Since 2006, Sullivan, 75, of Woody Creek, has racked up more than $13,000 in fines by the PUC, which has tried in vain to get him off the road because he doesn’t have the proper authority to operate a taxi service. Sullivan hasn’t paid any money toward the fines, PUC spokesman Terry Bote said Tuesday.

Sullivan’s modus operandi is to haul late-night partiers and service workers to their next destination free of charge. He typically parks his Kia in front of the Wheeler Opera House, in direct competition with other cab drivers trying to pick up business.

Bote confirmed that a complaint from High Mountain Taxi, a cab service that operates out of Aspen and Vail, sparked the PUC’s June visit.

“We received a complaint from a competitor up there that Mr. Sullivan, once he got out of jail, was conducting business as usual, so we conducted an investigation in response to that,” Bote said.

Todd Gardner, owner of High Mountain Taxi, did not return a telephone message Wednesday.

In March, Nichols sentenced Sullivan to 15 days in the Pitkin County Jail for blowing off an injunction, issued Feb. 22 after a one-day trial, that prohibited him from collecting tips from passengers. He was released six days early for good behavior, and got back to work.

Sullivan continues to argue that he is doing nothing illegal; instead, he contends that he gives free lifts to those in needs of a ride. His work is a public service, not a crime, and if people want to compensate him for his deed, he’ll accept the gratuity.

“The PUC makes it sound like I’m not a good person and I’m out there soliciting money and asking for money,” Sullivan said. “And quite frankly, I’d say 90 percent of the people that I take are my friends, and they are people who work late at night – bartenders, waitresses, friends of bartenders and waitresses.”

The investigator in the June sting evidently wasn’t in that group. Even so, Sullivan said he occasionally provides rides to passengers he does not know.

“It’s ingrained in our society in Aspen to show appreciation in two phases: I help people, and they generally show some kind of appreciation,” he said.

In a Sept. 6 letter to Nichols, which is part of Sullivan’s case file, the driver said the injunction must be “reexamined, nullified and overturned.”

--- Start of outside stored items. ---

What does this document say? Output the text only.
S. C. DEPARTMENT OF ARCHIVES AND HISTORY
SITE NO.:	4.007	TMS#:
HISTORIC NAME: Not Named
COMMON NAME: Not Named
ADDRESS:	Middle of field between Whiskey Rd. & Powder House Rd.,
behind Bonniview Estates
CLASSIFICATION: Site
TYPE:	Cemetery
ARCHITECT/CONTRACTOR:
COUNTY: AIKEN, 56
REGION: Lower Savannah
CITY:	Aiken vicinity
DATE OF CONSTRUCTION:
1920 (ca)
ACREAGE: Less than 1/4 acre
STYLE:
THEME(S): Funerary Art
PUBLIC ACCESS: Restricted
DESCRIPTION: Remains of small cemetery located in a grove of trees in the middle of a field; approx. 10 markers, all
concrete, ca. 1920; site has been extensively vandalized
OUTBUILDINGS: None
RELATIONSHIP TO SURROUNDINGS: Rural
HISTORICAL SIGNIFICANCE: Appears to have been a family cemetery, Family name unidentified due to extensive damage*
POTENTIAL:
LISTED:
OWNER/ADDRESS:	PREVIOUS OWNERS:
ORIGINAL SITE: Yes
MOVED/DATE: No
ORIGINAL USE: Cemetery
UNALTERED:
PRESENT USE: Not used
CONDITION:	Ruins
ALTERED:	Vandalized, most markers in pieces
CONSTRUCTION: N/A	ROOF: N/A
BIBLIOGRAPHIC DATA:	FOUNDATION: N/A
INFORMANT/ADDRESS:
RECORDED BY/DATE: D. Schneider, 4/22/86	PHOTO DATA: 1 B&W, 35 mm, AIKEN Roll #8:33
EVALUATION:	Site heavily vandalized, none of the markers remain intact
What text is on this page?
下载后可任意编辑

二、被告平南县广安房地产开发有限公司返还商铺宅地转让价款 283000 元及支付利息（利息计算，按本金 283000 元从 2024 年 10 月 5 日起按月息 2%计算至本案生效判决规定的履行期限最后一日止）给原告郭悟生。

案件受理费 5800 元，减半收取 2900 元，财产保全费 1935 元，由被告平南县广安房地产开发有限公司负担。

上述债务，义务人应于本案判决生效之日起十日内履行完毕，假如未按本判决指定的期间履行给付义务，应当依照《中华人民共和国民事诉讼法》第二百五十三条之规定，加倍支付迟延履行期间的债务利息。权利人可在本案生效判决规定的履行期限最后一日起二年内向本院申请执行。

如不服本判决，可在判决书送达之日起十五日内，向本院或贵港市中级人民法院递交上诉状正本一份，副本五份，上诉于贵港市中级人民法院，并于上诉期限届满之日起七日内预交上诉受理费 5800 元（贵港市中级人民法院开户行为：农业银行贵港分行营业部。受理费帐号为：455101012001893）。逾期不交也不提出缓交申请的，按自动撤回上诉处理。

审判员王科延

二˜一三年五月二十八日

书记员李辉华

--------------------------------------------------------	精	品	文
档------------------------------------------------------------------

His letter notes a study showing that nearly 30 percent of Aspen’s work force accepts tips as its primary mode of income, which suggests he is being singled out because other locals provide services in exchange for gratuity.

“If ten people are caught smoking marijuana, the officer must arrest all ten, not just one,” Sullivan writes. “To arrest one is discrimination. How is the Sullivan case different? It is not fair for him to be prosecuted for accepting gratuity when no others who accept gratuity are. Sullivan must be allowed to defend himself against this discrimination.”

The PUC, for its part, requires Sullivan to play by the same rules other transportation companies follow. He needs to start by getting the proper license – a Certificate of Public Convenience and Necessity – from the PUC. In order to do that, Sullivan must first make good on the civil penalties and fines from the PUC. He has insisted he won’t do that.